Exactly 26 years ago, Bosnia’s wartime President Alija Izetbegovic, Croatia’s Franjo Tudjman and Yugoslavia’s Slobodan Milosevic put their initials on the Dayton Peace Agreement, which ended the 1992-1995 war in the country.
“This is not a just peace, but it is more just than a continuation of the war. In this situation, and in this world as it is, a better peace could not have been reached,” Izetbegovic said following the ceremony of the signing of this Agreement on December 14, 1995, in the Palace of Versailles in Paris.
The Agreement was initialled by the three leaders earlier, following a three-week peace conference at the Wright-Patterson Airforce Base in Dayton, Ohio.
While it brought about a system that may not be as functional as those in place in other countries, it ended the bloodshed that had gripped Bosnia in 1992 when the Yugoslav wars spread into the country and resulted in massacres, concentration camps and even genocide.

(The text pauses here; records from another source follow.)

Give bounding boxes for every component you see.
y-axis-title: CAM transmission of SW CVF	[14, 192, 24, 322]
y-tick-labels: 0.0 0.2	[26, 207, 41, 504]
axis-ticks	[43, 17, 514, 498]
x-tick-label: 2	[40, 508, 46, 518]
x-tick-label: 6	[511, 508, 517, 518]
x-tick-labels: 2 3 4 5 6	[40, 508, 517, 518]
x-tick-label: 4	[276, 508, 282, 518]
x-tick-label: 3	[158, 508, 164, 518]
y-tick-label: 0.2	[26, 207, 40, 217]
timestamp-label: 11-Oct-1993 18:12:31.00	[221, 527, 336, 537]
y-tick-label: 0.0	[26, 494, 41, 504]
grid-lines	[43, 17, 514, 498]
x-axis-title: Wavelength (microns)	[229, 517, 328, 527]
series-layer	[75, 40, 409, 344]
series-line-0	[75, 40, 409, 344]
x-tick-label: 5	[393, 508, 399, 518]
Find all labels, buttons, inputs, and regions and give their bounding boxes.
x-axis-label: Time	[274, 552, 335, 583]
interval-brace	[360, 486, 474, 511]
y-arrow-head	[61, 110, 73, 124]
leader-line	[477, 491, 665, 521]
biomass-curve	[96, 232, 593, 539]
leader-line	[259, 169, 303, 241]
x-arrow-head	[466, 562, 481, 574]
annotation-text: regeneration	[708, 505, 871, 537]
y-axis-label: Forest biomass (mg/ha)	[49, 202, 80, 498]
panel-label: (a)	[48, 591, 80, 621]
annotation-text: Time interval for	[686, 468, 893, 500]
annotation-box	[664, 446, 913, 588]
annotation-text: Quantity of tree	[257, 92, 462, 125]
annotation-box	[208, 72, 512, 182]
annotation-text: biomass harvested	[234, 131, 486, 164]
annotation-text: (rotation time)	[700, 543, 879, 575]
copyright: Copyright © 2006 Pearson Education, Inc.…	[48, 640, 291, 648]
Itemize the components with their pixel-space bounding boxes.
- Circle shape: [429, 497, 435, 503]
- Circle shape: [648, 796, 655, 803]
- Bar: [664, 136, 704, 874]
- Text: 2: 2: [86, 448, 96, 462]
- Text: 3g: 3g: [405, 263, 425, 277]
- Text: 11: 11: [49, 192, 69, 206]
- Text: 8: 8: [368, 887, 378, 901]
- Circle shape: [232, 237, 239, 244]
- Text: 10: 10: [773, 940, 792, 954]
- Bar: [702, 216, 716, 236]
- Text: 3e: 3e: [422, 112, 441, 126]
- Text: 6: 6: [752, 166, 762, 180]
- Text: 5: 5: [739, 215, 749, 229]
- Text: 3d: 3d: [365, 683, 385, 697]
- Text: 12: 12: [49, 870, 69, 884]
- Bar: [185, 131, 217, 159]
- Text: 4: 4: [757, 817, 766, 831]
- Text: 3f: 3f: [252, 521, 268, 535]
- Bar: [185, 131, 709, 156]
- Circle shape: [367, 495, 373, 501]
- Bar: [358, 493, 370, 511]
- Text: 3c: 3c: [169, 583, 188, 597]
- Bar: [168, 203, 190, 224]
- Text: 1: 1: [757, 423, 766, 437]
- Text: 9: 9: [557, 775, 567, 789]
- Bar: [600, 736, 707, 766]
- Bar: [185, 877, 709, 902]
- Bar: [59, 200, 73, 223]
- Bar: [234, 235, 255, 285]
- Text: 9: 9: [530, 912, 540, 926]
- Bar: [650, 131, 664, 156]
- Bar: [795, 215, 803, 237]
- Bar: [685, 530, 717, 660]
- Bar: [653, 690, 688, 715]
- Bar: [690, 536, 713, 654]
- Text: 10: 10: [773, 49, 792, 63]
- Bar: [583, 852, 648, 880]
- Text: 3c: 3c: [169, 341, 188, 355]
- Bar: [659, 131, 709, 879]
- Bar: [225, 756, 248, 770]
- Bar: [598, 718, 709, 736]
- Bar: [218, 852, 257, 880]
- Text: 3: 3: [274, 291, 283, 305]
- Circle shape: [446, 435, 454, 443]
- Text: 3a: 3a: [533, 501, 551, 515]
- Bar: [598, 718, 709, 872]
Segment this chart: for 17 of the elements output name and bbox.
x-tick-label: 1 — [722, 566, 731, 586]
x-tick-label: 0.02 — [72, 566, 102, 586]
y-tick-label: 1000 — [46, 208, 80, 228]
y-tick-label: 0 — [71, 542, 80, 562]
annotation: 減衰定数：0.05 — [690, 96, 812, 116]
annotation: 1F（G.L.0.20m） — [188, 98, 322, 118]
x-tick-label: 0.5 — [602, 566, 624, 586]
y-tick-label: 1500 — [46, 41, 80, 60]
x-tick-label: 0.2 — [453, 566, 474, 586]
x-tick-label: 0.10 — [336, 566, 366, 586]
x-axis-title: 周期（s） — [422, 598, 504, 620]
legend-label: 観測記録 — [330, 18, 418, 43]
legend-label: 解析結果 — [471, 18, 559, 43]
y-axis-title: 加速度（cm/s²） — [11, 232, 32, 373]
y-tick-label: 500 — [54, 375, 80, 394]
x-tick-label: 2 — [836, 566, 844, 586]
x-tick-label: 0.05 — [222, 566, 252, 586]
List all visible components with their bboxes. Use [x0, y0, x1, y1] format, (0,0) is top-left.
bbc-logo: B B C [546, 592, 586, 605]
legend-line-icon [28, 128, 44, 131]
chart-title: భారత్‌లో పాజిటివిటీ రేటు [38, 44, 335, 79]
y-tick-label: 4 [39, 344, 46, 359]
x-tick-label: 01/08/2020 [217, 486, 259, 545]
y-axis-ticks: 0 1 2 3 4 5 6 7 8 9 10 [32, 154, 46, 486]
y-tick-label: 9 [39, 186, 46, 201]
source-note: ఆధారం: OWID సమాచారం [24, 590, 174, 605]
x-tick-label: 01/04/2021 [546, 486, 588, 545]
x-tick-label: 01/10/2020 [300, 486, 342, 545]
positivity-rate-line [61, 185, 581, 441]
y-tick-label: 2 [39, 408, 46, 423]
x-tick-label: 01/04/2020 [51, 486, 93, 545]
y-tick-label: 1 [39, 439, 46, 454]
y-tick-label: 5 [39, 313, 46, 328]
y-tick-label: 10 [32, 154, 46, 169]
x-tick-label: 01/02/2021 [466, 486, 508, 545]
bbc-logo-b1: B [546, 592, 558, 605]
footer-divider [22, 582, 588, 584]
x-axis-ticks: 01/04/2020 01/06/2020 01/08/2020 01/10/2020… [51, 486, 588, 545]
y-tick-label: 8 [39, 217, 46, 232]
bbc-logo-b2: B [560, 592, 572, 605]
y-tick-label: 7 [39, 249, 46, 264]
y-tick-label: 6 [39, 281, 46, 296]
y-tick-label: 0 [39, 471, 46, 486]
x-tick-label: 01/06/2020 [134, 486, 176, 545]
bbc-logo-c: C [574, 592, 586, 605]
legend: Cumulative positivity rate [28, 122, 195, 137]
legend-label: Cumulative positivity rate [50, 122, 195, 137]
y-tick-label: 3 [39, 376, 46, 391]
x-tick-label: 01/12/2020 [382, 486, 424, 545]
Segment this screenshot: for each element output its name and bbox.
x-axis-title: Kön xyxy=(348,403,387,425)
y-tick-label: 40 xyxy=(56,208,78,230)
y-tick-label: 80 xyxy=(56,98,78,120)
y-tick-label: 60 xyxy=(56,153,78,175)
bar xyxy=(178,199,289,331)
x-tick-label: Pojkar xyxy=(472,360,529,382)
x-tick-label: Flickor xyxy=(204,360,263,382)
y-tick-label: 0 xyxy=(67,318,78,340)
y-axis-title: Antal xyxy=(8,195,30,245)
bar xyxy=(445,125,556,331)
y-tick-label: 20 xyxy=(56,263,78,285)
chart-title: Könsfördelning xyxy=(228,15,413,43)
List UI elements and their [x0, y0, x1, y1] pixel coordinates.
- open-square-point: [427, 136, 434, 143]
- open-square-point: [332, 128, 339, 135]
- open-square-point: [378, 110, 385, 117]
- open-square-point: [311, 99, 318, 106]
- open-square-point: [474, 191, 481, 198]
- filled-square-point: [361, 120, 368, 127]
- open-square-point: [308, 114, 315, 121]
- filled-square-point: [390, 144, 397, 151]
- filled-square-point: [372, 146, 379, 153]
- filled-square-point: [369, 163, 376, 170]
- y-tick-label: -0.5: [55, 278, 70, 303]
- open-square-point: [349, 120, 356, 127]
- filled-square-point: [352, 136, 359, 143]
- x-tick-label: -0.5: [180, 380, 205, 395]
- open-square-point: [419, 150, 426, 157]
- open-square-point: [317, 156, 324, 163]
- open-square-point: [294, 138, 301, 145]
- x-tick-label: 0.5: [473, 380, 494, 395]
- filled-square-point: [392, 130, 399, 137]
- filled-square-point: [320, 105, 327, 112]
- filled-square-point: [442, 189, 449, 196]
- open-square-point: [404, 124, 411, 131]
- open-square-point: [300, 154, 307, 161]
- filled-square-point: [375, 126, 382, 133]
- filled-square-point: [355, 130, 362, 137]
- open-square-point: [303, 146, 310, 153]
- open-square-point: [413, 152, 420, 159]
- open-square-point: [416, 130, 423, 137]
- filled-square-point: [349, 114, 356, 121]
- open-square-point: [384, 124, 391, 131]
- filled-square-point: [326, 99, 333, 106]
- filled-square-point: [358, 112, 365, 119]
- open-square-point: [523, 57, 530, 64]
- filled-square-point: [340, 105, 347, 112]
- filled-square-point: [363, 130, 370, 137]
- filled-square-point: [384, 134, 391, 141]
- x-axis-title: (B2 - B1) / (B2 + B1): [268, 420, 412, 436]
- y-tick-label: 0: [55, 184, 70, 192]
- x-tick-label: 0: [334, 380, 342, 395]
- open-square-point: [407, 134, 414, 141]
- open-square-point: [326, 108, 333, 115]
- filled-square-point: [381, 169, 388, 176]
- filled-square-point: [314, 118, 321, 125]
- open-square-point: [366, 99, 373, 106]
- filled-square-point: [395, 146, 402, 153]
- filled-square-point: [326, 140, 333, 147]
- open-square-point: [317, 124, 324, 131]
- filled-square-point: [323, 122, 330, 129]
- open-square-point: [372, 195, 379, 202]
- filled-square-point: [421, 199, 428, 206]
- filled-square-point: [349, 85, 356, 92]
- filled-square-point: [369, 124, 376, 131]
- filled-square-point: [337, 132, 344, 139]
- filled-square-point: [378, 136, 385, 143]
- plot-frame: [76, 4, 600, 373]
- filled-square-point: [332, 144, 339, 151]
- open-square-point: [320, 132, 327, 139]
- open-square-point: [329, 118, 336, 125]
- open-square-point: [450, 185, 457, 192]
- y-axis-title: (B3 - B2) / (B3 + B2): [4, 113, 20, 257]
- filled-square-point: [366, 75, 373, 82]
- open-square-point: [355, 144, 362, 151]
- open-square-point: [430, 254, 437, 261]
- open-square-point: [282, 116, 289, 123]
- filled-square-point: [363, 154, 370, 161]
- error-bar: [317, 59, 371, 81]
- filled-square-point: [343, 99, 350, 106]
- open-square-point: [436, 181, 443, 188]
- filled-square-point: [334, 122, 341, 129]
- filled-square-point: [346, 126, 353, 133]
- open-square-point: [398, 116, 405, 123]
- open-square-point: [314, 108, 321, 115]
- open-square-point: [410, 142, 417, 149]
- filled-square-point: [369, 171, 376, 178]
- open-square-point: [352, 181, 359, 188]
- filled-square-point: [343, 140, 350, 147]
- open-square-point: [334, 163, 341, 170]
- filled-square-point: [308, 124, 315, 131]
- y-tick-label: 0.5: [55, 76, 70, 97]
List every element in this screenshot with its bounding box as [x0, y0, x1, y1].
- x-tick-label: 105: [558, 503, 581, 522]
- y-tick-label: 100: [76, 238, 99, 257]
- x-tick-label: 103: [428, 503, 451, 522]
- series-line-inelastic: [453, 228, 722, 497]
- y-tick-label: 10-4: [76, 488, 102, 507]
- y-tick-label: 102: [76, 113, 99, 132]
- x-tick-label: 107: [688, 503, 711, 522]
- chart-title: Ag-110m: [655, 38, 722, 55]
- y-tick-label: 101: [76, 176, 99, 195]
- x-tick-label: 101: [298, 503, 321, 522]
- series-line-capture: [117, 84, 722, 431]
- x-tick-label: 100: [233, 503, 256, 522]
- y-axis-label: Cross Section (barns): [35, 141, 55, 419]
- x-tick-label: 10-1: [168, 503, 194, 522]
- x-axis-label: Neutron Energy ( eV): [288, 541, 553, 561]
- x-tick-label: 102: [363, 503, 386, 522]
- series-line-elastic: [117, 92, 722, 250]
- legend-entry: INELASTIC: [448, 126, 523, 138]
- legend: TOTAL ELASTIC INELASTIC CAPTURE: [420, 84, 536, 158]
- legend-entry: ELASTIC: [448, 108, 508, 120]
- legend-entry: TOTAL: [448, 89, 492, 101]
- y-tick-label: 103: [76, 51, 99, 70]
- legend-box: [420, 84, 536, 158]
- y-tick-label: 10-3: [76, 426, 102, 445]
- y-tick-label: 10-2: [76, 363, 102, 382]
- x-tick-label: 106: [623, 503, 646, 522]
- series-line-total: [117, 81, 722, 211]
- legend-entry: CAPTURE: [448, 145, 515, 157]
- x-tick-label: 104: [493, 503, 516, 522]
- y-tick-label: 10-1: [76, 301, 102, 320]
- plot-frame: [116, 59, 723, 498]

The Agreement consists of 11 Annexes, including Annex 4 – the Constitution of Bosnia and Herzegovina. It affirmed the sovereignty, territorial integrity and independence of Bosnia and Herzegovina as a state. It stipulates that Bosnia consists of two entities, the FBiH and the RS and that it is made up of constituent peoples, Bosniaks, Croats and Serbs, along with others. The competencies of the State and the entities were also prescribed, as well as the relations between the institutions of the State, as well as the manner of amending the Constitution.